Algebraic renormalization of supersymmetric gauge theories with dimensionful parameters

TL;DR

This paper demonstrates that supersymmetric gauge theories with dimensionful parameters do not have perturbative soft anomalies, using algebraic renormalization and spurion analysis to extend previous anomaly results.

Contribution

It provides a rigorous proof that soft anomalies are absent in such theories, filling gaps in earlier incomplete arguments.

Findings

No perturbative soft anomalies found in supersymmetric gauge theories with dimensionful parameters.

The combination of algebraic renormalization and spurion analysis effectively rules out quantum violations of supersymmetry.

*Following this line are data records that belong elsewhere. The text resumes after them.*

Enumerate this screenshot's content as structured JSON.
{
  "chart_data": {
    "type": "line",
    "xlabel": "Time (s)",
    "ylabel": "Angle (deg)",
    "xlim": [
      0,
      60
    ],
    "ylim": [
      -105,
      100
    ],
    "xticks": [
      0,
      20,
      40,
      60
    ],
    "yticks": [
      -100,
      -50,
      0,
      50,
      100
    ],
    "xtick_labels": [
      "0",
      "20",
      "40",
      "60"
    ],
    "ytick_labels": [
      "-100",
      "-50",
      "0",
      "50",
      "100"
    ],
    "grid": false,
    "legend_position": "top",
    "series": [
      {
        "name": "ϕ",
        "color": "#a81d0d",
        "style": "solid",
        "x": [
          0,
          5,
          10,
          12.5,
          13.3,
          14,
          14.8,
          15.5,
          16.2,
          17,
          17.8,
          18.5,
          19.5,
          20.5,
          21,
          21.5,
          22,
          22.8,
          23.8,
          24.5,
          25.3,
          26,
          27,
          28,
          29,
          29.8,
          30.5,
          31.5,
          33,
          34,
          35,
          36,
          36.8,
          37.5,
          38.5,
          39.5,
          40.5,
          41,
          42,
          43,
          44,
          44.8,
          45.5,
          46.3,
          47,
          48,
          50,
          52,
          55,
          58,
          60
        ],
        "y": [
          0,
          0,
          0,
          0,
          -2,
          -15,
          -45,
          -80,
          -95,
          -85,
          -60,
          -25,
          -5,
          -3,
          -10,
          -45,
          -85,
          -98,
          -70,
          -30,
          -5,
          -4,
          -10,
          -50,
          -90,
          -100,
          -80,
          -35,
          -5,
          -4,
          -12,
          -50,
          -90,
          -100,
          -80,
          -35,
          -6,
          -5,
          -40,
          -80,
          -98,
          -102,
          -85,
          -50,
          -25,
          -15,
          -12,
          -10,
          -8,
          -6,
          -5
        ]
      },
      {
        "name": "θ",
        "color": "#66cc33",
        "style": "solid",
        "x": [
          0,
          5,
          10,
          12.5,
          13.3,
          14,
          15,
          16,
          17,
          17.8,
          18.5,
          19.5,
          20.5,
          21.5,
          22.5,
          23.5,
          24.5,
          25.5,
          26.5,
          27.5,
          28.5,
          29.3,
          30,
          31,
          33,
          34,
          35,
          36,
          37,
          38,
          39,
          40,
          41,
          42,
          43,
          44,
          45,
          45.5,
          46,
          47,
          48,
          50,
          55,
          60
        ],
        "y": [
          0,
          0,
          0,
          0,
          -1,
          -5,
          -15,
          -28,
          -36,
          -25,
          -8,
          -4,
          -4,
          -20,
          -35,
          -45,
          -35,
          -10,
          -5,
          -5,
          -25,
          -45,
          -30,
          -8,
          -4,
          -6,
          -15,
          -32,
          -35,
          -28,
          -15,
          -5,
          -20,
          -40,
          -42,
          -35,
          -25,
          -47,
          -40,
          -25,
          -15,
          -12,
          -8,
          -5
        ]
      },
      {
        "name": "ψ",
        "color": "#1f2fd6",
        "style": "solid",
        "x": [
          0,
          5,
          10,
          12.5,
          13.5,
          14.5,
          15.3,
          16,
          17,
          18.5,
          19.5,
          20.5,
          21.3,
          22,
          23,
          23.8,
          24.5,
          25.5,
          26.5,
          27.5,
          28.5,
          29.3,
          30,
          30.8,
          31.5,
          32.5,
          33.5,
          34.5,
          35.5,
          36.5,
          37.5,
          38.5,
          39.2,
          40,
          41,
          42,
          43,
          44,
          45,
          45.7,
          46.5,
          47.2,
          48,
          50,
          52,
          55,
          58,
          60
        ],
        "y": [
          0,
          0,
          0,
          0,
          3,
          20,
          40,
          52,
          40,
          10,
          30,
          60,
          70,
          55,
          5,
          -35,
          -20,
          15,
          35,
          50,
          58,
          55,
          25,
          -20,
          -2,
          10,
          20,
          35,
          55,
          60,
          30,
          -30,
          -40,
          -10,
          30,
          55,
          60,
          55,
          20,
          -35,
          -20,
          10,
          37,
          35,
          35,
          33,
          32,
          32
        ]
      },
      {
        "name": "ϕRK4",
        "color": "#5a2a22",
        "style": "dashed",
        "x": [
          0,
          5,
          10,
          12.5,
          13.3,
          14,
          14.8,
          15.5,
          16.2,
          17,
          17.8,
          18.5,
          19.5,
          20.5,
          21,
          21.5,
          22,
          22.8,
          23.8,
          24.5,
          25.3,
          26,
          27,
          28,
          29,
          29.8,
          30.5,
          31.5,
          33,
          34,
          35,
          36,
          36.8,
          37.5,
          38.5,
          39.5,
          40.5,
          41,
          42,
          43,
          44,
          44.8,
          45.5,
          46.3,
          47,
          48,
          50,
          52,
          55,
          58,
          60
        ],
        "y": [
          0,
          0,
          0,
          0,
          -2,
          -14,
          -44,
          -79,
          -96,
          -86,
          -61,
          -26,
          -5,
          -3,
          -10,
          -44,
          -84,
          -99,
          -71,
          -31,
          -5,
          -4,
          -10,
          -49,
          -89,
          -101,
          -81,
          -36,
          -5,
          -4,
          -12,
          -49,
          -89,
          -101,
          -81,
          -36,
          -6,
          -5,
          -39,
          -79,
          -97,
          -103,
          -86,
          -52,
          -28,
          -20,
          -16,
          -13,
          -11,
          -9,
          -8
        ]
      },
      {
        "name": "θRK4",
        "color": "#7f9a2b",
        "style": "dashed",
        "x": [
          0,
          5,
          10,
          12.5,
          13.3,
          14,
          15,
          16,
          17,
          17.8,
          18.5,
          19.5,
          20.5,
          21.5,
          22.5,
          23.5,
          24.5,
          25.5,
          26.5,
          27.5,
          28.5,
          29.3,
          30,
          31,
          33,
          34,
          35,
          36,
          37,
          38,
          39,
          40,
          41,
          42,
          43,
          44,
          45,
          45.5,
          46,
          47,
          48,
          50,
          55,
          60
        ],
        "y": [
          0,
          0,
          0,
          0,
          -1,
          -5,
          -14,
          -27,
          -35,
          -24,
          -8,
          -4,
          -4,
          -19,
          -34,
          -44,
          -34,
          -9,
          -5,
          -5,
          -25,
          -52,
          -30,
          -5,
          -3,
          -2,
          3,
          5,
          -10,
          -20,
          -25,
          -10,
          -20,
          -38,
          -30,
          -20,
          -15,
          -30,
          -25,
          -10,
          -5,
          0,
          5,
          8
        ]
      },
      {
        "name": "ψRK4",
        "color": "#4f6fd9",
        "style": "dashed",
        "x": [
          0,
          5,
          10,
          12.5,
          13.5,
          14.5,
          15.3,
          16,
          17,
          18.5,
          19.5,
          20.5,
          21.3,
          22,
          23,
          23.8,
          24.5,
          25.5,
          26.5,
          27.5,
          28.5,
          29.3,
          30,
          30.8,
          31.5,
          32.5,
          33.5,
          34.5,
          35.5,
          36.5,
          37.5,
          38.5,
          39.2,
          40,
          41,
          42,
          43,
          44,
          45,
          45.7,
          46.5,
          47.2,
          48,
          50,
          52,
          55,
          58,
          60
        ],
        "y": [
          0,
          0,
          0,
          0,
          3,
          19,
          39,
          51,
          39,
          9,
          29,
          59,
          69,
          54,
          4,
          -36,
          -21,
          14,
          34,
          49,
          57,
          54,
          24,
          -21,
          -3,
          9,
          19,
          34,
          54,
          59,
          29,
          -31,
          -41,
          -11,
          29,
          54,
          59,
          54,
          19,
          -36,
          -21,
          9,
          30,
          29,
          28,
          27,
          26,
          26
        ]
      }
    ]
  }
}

The method works in the on-shell formalism with dynamical spurions, which can be decoupled.

Abstract

It is usually believed that there are no perturbative anomalies in supersymmetric gauge theories beyond the well-known chiral anomaly. In this paper we revisit this issue, because previously given arguments are incomplete. Specifically, we rule out the existence of soft anomalies, i.e., quantum violations of supersymmetric Ward identities proportional to a mass parameter in a classically supersymmetric theory. We do this by combining a previously proven theorem on the absence of hard anomalies with a spurion analysis, using the methods of Algebraic Renormalization. We work in the on-shell component formalism throughout. In order to deal with the nonlinearity of on-shell supersymmetry transformations, we take the spurions to be dynamical, and show how they nevertheless can be decoupled.